La vitalité de nos petites et moyennes entreprises, et
de nos petites et moyennes industries, est une clé de notre
développement en Chine. Parce qu'elles peuvent apporter
un supplément de force à notre partenariat franco-chinois,
parce qu'elles peuvent trouver ici les marchés et les partenaires
dont elles ont besoin, je souhaite qu'elles soient beaucoup plus
nombreuses à faire le pari de la Chine. Sur les 100.000
PME françaises qui exportent aujourd'hui dans le monde
entier, seulement 3500 sont présentes ici. C'est trop peu.
Je souhaite que, d'ici trois ans, nos PME soient deux fois plus
nombreuses à exporter et à se développer
en Chine.
Nos PME ont tous les atouts nécessaires pour réussir,
et notamment ici. En associant à ma visite quelques uns
de leurs dirigeants, souvent leaders dans leur domaine respectif,
j'ai voulu montrer à nos amis chinois que les PME françaises
sont souvent porteuses de technologies très avancées
et de savoir-faire industriels ou commerciaux qui n'ont rien à
envier à ceux des grands groupes mais aussi à ceux
de leurs concurrents étrangers.
J'entends que notre appareil diplomatique, notre dispositif d'appui
au commerce extérieur, nos organismes de soutien aux PME
mobilisent l'ensemble de leurs moyens pour atteindre nos objectifs.

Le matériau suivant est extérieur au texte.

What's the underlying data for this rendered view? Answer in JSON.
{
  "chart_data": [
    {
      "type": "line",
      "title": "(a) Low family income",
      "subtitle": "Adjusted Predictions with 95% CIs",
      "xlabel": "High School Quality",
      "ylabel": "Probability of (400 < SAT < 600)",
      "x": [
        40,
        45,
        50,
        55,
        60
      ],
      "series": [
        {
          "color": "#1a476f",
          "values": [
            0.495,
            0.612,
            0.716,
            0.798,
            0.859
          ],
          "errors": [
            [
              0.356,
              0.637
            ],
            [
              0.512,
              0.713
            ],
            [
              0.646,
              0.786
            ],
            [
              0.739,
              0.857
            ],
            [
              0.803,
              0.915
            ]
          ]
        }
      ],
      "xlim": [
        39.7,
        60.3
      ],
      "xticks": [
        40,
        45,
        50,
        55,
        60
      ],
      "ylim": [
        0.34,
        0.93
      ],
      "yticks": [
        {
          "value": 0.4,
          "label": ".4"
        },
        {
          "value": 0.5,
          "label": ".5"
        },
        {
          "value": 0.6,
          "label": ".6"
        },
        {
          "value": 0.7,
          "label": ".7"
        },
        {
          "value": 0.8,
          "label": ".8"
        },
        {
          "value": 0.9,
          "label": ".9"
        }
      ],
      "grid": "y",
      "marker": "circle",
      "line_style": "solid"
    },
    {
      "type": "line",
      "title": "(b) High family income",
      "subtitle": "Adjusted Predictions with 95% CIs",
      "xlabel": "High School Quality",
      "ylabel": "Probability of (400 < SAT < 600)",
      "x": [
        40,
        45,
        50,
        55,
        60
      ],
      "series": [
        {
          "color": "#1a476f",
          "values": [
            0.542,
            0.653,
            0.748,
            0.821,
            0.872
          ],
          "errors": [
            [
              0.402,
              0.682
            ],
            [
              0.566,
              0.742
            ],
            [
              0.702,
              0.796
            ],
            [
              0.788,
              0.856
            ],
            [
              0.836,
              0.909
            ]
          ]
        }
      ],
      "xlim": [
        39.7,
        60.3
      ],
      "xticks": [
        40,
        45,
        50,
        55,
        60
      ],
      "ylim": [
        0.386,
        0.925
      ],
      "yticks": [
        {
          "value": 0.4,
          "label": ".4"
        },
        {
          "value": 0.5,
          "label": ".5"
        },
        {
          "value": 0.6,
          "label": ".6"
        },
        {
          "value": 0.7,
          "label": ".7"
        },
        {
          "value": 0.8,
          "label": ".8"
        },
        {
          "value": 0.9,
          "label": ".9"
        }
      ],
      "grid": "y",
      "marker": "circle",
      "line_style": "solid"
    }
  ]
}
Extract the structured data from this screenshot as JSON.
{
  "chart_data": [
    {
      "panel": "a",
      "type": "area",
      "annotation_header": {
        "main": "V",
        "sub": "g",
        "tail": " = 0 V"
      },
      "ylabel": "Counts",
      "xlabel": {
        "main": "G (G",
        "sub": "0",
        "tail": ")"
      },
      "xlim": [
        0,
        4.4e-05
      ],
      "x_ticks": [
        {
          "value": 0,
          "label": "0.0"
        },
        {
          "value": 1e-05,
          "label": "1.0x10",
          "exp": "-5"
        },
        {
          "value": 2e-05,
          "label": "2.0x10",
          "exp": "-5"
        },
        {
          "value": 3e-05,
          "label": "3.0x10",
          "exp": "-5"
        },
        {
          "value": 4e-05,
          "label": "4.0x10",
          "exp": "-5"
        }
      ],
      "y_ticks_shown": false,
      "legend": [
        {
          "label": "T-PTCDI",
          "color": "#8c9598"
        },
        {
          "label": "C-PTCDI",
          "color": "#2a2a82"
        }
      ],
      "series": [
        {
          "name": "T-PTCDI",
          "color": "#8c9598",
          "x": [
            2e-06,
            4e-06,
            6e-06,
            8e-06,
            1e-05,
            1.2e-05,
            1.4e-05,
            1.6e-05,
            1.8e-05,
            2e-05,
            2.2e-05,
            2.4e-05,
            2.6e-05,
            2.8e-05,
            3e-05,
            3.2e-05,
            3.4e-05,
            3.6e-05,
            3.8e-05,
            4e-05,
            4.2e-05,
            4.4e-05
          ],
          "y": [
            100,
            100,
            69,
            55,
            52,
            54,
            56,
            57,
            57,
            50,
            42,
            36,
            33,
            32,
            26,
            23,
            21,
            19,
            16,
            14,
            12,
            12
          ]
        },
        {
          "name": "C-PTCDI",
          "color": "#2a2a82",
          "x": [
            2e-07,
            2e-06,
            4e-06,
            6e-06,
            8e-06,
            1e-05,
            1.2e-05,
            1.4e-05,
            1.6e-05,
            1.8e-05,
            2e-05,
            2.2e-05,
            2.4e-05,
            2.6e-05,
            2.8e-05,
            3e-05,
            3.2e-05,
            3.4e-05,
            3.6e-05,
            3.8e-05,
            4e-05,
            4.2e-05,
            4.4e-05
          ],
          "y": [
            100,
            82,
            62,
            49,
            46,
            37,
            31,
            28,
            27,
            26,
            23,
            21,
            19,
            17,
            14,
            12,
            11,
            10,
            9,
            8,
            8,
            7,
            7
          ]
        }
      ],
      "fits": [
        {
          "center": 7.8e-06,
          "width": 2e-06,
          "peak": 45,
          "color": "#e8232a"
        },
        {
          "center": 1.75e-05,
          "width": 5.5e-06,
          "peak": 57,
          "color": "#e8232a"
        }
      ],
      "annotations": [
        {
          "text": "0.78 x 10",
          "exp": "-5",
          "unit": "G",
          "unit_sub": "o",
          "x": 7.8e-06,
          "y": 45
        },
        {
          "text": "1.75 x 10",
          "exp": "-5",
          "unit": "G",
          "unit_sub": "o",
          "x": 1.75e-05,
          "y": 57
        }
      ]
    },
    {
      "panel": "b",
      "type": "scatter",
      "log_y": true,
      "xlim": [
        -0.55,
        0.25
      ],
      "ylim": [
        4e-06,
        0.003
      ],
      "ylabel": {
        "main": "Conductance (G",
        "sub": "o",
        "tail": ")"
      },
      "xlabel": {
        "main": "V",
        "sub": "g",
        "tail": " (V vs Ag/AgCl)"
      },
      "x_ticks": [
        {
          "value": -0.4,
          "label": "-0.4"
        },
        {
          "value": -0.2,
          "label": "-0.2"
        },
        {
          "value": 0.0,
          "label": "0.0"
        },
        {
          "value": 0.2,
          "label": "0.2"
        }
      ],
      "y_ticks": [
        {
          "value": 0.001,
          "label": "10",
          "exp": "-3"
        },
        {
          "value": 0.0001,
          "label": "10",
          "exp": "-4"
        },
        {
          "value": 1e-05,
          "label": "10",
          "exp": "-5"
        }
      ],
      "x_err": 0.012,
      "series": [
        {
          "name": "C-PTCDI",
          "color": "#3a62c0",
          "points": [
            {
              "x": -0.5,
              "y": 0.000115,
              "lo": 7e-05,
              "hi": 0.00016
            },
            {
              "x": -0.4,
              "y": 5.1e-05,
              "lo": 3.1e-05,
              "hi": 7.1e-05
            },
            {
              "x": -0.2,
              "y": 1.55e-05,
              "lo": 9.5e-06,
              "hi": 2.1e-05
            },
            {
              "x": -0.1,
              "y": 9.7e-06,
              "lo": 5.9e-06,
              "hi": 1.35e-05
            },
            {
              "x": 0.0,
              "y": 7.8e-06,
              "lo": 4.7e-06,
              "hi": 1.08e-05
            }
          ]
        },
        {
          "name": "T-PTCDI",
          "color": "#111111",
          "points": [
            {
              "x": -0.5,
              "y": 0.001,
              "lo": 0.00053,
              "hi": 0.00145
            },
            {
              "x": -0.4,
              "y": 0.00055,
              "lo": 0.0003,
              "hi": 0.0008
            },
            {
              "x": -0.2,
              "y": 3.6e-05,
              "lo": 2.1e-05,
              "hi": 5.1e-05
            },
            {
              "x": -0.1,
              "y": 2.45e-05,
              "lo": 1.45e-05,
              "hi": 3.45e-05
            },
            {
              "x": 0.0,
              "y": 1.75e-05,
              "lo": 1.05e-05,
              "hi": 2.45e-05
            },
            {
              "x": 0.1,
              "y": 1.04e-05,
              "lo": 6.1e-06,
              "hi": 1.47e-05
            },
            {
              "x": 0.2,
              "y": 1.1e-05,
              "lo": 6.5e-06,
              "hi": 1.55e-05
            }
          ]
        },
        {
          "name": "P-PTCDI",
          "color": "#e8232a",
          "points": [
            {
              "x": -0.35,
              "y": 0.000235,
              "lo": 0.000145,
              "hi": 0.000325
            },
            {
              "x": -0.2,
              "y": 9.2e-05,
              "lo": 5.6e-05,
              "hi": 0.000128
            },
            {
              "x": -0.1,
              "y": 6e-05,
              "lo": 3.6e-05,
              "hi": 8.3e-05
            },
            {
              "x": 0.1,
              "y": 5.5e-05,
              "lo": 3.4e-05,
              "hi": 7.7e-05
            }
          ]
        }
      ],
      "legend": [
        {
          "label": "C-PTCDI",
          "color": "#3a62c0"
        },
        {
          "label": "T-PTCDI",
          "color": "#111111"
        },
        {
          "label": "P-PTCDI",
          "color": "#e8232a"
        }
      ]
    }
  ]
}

D'ores et déjà, le nombre de salons et d'expositions
que nous avons organisés en Chine a augmenté de
moitié en 2004. En 2005, c'est près de 1000 PME
supplémentaires qui viendront à la rencontre du
marché chinois. Pour favoriser leur développement,
elles bénéficieront de mesures incitatives inscrites
à la loi de finances 2005, ainsi que du relèvement
important du plafond des engagements de la COFACE, relèvement
qui témoigne de la confiance de la France dans l'économie
de la Chine.
Les grands groupes français, dans le domaine de l'industrie
ou de la grande distribution, doivent également associer
beaucoup plus étroitement les PME à leurs projets
de développement en Chine. C'est un effort qui doit s'inscrire
dans la durée, car il a des effets positifs sur tout notre
tissu industriel, qui bénéficie ainsi de nombreux
emplois induits, comme sur l'économie chinoise qui bénéficie
de leurs savoir-faire.
Le vent de l'histoire favorise les investissements croisés,
notamment dans le domaine de l'industrie. J'invite donc aussi
les groupes industriels chinois qui cherchent à s'implanter
à l'extérieur, pour se rapprocher de leurs marchés
européens, à regarder la France, première
destination mondiale des investissements étrangers et qui
sait accueillir ses hôtes au mieux des intérêts
de tous. Ils y sont les bienvenus.
*
Mesdames, Messieurs,
La Chine et la France souhaitent aborder ce XXIe siècle
dans une logique de partenariat global, politique, économique,
industriel, culturel, scientifique.
Que la Chine retrouve le rang qui doit être le sien dans
l'économie mondiale ; qu'elle continue sur la voie des
réformes où elle s'est engagée : qu'elle
libère toujours plus la créativité de son
grand peuple et lui apporte le bien-être, sans que le progrès
n'oublie personne ; qu'elle soit chaque jour davantage une amie
et un partenaire, voilà les v?ux que la France forme, par
ma voix, pour la Chine.
Mesdames, Messieurs, je vous remercie.